In 2012, the transport authorities, the Landesnahverkehrsgesellschaft Niedersachsen (LNVG) and the Zweckverband Nahverkehr Westfalen-Lippe (NWL), put the operation of the Münster–Emden regional express to tender. The contract was awarded to Westfalenbahn, a subsidiary of the Dutch State Railways, which started operations for 15 years from the timetable change in December 2015 with four-car Stadler FLIRT 3 electric multiple units from the leasing company Alpha Trains. The trains run in double traction during peak hour and have up to 42 bicycle parking spaces per multiple unit.
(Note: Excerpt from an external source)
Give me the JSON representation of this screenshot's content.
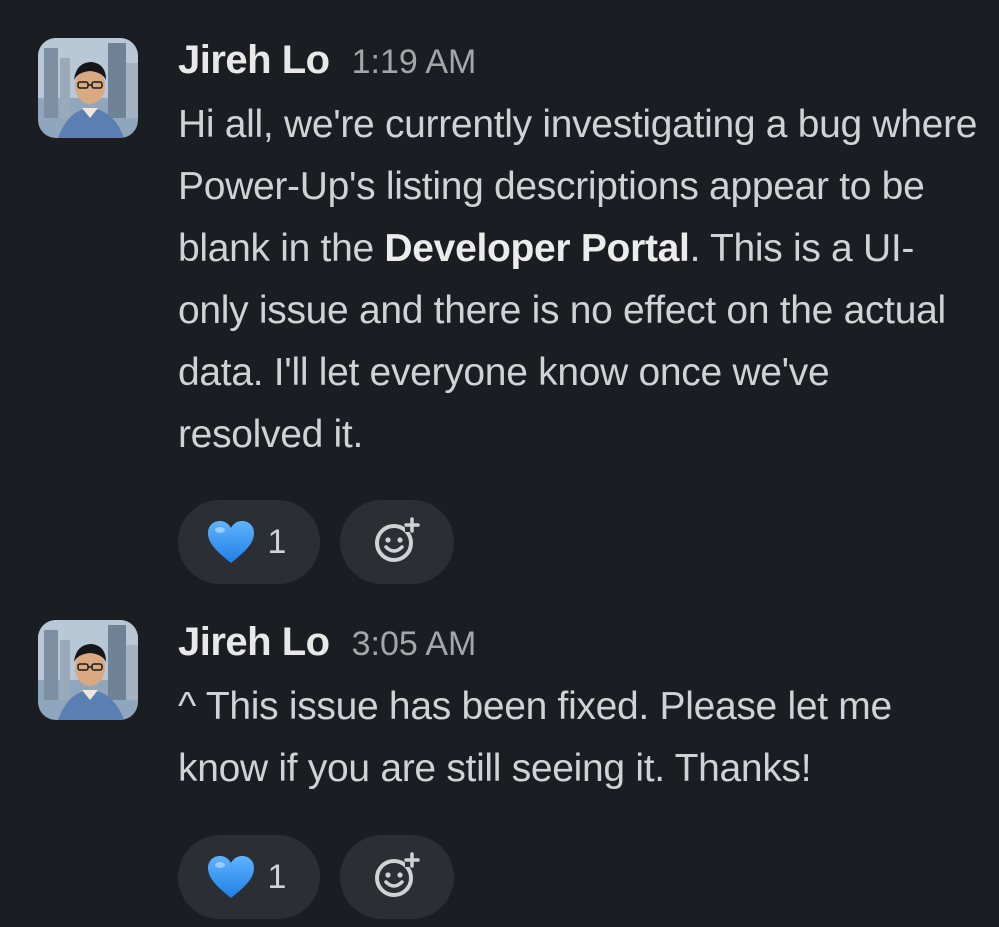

In the past, InterCity trains to Emden Außenhafen and Norddeich Mole were mostly hauled by class 101 or 120 locomotives. In the meantime, however, mostly Alstom Traxx electric locomotives (class 146) are used with modern double-decker cars, branded Intercity 2. These vehicles are also used on IC line 56 towards Bremen/Hannover. In 2020, a pair of Intercity Expresses from Munich to Norddeich-Mole was also introduced, running on IC line 35. This service now runs to Cologne, some continuing to Stuttgart or Konstanz.